FUKEPAIKE: Today Marks the Last Day of Praying

Friday, April 11, 2008

Today Marks the Last Day of Praying

For 1 full month, I have prayed incessantly. It has been a tiring month. But if there is a need to pray any longer, I am more than willing to do so.

My reflections:

When I first started this routine, I was very emotional. Every step toward the temple felt so heavy. To say the truth, I seldom pray and now I am determined to pray everyday. It is kind of new feeling, I would not say it feels weird, but it just feels so different.

The 1st few days were difficult. When I was praying, I said everything in my mind. And this is quite a task to take. I don't know why but the mind tends to drift somewhere else, not because I am not concentrating or I am taking this lightly. It is just that the mind always flashes painful memories and it breaks my chain of thoughts and what I want to say.
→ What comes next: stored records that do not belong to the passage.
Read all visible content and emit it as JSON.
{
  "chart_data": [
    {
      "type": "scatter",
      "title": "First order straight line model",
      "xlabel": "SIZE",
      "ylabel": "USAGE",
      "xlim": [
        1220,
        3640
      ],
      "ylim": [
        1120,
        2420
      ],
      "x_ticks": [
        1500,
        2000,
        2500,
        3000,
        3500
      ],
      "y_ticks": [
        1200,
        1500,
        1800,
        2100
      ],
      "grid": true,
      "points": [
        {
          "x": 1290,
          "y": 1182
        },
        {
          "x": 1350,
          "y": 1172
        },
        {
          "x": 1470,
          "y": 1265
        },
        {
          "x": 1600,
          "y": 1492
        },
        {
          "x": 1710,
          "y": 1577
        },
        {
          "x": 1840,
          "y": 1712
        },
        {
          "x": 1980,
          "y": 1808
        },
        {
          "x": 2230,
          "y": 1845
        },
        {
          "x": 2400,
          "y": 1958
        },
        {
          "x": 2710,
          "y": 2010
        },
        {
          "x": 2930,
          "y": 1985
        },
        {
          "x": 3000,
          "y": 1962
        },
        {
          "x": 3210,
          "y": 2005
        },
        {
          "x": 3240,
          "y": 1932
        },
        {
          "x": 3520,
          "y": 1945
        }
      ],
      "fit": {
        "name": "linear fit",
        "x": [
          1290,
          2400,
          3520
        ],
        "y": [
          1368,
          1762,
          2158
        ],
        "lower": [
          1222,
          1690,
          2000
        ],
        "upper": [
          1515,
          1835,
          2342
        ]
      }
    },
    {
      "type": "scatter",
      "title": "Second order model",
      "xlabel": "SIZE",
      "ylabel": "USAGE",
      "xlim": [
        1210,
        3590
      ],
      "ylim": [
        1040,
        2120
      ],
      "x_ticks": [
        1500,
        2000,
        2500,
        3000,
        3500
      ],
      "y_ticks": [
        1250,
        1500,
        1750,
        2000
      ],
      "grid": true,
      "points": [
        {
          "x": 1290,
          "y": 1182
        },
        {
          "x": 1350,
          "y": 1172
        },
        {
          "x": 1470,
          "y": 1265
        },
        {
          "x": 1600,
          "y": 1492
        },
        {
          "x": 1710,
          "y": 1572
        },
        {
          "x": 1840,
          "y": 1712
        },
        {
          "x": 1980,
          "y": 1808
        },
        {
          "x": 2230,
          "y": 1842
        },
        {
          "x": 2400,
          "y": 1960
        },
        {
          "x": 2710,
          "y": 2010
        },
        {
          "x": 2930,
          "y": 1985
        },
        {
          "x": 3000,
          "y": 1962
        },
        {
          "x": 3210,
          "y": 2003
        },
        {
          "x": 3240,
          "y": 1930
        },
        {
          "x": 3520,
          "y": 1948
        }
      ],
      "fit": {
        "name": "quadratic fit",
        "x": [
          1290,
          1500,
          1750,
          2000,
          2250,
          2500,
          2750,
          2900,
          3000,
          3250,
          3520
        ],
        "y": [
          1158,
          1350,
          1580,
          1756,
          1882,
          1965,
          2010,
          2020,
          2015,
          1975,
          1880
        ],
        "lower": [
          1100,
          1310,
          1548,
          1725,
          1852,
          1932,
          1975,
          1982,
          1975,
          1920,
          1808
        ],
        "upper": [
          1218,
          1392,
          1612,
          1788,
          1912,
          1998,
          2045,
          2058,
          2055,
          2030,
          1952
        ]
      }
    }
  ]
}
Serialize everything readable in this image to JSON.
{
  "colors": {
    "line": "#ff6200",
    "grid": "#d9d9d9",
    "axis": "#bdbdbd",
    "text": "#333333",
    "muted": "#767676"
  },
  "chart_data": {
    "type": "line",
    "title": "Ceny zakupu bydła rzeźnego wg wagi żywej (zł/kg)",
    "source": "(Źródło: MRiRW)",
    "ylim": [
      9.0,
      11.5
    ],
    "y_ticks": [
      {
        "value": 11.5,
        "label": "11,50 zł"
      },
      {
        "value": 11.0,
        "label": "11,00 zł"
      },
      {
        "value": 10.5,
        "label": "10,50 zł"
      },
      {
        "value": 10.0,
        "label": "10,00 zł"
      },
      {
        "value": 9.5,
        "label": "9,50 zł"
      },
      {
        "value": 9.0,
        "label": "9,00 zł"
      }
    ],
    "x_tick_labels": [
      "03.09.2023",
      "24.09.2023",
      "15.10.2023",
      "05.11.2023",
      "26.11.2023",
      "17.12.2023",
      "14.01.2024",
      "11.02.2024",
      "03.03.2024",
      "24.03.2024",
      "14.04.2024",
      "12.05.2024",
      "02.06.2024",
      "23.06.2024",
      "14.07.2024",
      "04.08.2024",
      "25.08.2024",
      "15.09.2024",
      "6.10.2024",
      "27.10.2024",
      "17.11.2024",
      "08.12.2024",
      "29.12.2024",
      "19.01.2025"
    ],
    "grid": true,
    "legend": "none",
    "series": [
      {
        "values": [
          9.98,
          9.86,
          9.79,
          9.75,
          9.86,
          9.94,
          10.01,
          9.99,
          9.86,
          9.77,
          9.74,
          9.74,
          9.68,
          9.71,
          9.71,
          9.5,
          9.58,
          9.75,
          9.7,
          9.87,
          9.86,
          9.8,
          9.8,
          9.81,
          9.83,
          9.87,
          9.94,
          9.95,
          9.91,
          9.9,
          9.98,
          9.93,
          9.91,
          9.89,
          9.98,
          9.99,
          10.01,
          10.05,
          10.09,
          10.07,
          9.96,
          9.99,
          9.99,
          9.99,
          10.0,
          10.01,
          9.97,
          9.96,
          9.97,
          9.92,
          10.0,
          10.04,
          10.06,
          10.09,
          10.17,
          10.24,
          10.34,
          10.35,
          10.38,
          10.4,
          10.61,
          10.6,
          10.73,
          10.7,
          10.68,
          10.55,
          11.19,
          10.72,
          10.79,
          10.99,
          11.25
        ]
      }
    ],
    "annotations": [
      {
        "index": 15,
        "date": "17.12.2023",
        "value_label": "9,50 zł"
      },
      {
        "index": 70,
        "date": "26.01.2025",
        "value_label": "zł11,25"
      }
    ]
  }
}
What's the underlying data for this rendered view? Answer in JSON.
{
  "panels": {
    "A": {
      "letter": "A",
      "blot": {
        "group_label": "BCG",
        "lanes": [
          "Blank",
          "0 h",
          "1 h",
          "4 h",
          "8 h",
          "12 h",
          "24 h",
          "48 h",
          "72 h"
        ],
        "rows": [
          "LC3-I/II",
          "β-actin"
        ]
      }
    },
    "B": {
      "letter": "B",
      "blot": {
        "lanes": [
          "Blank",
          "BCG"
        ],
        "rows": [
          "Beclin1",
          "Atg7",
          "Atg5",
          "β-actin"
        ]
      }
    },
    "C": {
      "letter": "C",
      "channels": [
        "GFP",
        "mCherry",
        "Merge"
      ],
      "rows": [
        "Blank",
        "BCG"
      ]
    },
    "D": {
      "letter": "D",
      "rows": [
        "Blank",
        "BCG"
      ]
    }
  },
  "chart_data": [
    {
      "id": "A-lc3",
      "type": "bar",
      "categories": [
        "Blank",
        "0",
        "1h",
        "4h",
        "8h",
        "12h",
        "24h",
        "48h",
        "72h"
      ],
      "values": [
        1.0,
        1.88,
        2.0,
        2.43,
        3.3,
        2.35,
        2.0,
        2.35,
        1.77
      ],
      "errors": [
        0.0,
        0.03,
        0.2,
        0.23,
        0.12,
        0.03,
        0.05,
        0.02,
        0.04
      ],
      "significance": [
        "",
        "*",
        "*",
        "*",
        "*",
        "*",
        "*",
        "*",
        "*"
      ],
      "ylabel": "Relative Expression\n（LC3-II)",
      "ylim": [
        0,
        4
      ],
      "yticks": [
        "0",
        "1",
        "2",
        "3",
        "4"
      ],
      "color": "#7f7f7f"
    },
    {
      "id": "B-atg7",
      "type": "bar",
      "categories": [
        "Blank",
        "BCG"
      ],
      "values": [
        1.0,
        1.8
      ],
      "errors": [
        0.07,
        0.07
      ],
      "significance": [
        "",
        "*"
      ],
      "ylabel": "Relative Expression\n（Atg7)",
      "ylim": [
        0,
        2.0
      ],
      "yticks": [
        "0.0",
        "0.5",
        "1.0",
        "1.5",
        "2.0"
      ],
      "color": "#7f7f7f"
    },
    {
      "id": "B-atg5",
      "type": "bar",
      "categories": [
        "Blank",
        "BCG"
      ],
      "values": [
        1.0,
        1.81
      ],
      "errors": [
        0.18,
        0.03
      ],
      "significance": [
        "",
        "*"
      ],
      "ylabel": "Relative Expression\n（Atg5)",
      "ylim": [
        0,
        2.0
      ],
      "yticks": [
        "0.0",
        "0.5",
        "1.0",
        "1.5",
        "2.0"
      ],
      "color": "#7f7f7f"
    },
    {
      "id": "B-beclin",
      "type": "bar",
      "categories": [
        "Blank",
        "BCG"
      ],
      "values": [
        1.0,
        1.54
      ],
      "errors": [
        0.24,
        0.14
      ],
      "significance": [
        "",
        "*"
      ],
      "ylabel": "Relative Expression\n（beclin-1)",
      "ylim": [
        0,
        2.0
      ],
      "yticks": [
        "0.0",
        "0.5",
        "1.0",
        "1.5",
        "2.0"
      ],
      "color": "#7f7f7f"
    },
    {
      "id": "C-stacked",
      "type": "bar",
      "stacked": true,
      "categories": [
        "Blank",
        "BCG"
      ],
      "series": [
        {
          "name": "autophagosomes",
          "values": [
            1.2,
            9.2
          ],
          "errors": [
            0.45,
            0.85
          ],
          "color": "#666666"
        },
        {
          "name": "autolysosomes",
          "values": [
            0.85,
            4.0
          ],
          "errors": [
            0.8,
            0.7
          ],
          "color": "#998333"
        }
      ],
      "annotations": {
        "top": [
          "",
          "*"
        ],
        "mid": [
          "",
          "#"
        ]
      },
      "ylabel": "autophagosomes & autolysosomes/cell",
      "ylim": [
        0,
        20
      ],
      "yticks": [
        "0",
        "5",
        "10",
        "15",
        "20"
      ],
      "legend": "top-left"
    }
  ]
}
My prayers were intermittent, sometimes pausing for quite a while to get my concentration back. But after a few days, I thought I learnt the trick to pray better - whisper your prayers out. I saw some aunties saying their prayers out softly and the speed at which their lips were moving was incredible, seemed like that have said a lot in a very short time. So I decided to give it a try and yes, it worked... I was not interrupted by the mind.

So for the subsequent weeks, I went to pray everyday. My footsteps got faster (sometimes I have to rush to school or rush home). But something never changed - the reason why I am praying.

Emotions changed as the circumstances changed. Sometimes my mind suddenly lost all its defense, I felt so weak kneeling and praying, I thought about so many things that I cried. Other times, I felt I have to be strong and brave and determined. But all the time, I was serious and solemn.

I felt bad about myself as initially, I questioned the effects of praying. But just days into praying, I knew I had to have faith. I really hope my sincerity and good intentions are enough for me to be deemed worth helping because I am not praying for myself.

I prayed particularly long today, from the bottom of my heart, I really do hope everything turns out to be fine.